E.ON has not yet decided if it will sell its Italy business, which could be worth more than 2 billion euros ($2.5 billion), in a single block or in parts, sources have said.
E.ON, Germany's biggest utility, put its Italian businesses up for sale more than a year ago to help cut debt, but Europe's depressed power market has prompted a series of delays.
The group's power and gas clients and renewable assets have drawn interest but most of the traditional generation business has left investors cold as the economic crisis undermines demand and depresses prices.
Three sources said Italy's biggest utility Enel and regional player Hera had made binding bids for E.ON's client portfolio as had smaller gas and power marketing group Gala.
Energy group Erg and infrastructure fund F2i had made offers for the renewable assets, two of the sources added.
E.ON's renewable energy operations, including a prize hydroelectric plant worth around 1 billion euros, had also drawn interest from investment fund Brookfields, two sources said. The wind and solar operations are valued at around 300 million euros, they said.

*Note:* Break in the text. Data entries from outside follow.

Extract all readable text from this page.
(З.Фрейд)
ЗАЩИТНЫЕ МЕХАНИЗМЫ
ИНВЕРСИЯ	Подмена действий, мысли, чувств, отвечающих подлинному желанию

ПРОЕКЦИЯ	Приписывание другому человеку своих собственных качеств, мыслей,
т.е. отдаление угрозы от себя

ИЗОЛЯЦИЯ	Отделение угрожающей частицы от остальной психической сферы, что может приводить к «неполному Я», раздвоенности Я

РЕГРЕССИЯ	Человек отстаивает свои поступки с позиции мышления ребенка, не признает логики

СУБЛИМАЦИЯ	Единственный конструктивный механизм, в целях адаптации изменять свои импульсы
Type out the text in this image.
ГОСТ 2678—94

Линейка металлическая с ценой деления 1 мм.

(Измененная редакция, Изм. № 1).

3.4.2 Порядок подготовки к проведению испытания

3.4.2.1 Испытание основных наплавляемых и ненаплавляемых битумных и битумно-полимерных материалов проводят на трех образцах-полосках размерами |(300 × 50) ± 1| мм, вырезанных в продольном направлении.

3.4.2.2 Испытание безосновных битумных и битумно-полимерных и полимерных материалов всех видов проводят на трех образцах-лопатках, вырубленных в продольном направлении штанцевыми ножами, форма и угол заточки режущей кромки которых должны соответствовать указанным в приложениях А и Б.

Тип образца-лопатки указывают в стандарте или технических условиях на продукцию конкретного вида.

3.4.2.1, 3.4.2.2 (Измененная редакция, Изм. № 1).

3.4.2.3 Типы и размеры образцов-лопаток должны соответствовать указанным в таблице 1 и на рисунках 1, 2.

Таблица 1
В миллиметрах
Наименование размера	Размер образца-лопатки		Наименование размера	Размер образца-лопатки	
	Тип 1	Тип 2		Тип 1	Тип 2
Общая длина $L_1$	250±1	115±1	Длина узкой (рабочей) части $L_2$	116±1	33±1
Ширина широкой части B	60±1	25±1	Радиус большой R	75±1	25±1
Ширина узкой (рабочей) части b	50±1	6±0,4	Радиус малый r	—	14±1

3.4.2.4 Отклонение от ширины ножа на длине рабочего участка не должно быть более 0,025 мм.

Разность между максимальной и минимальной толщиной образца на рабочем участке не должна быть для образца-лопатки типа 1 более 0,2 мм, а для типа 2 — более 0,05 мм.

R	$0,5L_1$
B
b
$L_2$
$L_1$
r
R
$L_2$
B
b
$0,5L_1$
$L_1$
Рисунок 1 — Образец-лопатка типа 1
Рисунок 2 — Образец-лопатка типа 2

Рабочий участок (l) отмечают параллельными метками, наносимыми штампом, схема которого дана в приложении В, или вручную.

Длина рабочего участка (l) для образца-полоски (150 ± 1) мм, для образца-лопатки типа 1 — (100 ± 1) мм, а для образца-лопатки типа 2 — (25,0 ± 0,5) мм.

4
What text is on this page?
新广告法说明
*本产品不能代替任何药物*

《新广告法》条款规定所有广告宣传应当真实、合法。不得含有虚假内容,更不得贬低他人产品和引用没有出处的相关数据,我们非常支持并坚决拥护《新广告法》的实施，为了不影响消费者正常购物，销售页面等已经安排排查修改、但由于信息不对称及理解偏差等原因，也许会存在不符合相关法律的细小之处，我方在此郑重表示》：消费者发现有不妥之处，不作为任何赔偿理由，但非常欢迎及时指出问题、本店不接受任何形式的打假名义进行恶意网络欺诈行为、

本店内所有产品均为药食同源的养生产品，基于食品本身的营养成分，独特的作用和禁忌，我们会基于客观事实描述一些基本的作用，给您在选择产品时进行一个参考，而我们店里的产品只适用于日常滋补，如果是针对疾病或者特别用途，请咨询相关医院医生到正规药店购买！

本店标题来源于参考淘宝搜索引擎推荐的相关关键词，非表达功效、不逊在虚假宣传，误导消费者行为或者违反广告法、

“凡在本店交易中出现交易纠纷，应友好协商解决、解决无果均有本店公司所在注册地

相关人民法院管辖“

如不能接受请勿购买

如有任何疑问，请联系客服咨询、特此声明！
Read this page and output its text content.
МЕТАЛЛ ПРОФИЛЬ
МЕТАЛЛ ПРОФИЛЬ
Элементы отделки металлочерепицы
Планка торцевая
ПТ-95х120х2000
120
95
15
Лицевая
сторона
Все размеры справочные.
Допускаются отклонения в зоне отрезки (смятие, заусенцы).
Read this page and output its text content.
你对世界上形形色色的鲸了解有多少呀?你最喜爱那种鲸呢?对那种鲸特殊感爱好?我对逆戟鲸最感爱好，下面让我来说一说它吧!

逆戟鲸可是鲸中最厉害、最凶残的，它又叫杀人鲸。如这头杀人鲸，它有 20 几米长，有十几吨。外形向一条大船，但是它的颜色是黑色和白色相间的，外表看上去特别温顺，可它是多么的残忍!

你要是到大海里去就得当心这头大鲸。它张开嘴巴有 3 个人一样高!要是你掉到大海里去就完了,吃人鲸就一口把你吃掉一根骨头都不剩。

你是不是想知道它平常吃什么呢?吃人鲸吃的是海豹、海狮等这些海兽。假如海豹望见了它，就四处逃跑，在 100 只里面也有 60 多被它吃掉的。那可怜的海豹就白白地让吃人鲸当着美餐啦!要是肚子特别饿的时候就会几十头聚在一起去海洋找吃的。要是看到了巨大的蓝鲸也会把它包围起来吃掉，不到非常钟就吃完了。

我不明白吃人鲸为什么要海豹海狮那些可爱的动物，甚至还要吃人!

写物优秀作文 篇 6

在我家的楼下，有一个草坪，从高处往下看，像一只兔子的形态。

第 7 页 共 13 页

EDF, Enel, Hera, Erg and F2i declined to comment while Gala could not be reached.
Sources also said investment funds Contour Global, Terra Firma and Germany's Aquila Capital had expressed interest in some assets.
E.ON Italia, Italy's No. 4 electricity provider, has assets that include 6 gigawatts of generation capacity, a stake in a liquefied natural gas terminal and gas and power sales.
A banker familiar with the matter said the group's 598 megawatt coal plant in Sardinia, worth around 200 million euros, had also stoked interest.
"Shanghai Power has been aggressive on this," the banker said but declined to say if the Chinese company had tabled a binding bid.
Earlier this month sources told Reuters E.ON had entered exclusive talks to sell its Spanish activities to Australia's Macquarie Group.